Our military is broken, and while that isn’t news to most of us, the damage is at the top, and it has destroyed the effectiveness of our armed forces by catastrophically changing the core principles of the military while allowing unprecedented involvement in our political process…something that is anathema to every honorable officer with a cursory knowledge of the Constitution and the UCMJ.
I am reminded of Eisenhower’s “In the event of failure letter” which he wrote before D-Day. He knew that he was expected to succeed, but that he was responsible regardless. There is no rational argument that can be made absolving the United States military from responsibility for the ongoing outrage in Afghanistan. Those in authority knew that the collapse was imminent and were incapable of managing a safe withdrawal for the military and all of those dependent on America; in which case they were incompetent and should be fired and held accountable. Or they did not know, in which case they were incompetent and should be fired and held accountable. Resignation is a time-honored response to orders, or lack of orders that fly in the face of duty. Acceptance of the status quo is in this case agreement with the status quo.
There is a third explanation which is unfortunately possible…that they knew what was about to occur and allowed it because that was the plan. In which case it is a criminal matter.

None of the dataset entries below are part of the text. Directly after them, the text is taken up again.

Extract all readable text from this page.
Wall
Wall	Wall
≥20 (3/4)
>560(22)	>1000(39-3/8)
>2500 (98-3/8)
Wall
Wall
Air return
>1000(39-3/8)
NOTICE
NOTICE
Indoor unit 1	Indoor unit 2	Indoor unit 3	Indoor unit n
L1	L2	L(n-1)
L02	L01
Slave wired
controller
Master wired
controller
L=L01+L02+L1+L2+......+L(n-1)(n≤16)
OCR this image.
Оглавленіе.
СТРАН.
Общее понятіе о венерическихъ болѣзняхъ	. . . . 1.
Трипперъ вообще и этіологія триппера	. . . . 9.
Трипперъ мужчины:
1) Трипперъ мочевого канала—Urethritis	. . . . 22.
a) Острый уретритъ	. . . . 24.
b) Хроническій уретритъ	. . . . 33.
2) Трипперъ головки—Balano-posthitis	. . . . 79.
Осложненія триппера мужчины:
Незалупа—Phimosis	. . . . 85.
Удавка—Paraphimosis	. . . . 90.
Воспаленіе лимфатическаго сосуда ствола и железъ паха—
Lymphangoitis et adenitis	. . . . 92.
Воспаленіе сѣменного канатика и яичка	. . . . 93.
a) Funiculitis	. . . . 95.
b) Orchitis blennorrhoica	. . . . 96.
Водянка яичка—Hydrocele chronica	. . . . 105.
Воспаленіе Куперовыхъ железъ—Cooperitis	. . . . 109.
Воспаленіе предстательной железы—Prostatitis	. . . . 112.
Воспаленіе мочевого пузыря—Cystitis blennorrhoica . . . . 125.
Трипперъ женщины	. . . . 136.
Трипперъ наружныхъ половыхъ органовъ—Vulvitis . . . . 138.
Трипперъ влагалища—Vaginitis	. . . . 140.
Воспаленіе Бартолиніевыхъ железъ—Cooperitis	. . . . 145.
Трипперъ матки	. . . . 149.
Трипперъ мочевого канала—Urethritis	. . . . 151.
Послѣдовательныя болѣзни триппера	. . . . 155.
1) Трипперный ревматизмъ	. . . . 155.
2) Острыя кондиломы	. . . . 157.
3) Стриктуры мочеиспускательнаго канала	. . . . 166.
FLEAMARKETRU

Regardless of the circumstances that led to the Afghanistan debacle, America has been done a disservice by its political leaders, who have allowed such chaos to reign over what was once an honorable and competent institution. As the letter suggests, we need to return to a time in which the use of the military was driven by the needs of America, not the fantasies of a globalist elite or the frantic demands of nation-building fanatics.
The lives of our servicemen are far too important to be used as pawns in a game played by people who are comfortably removed from the effects of their decisions. The honor of America is far too valuable to be squandered in the span of a few months as if it were a political tool.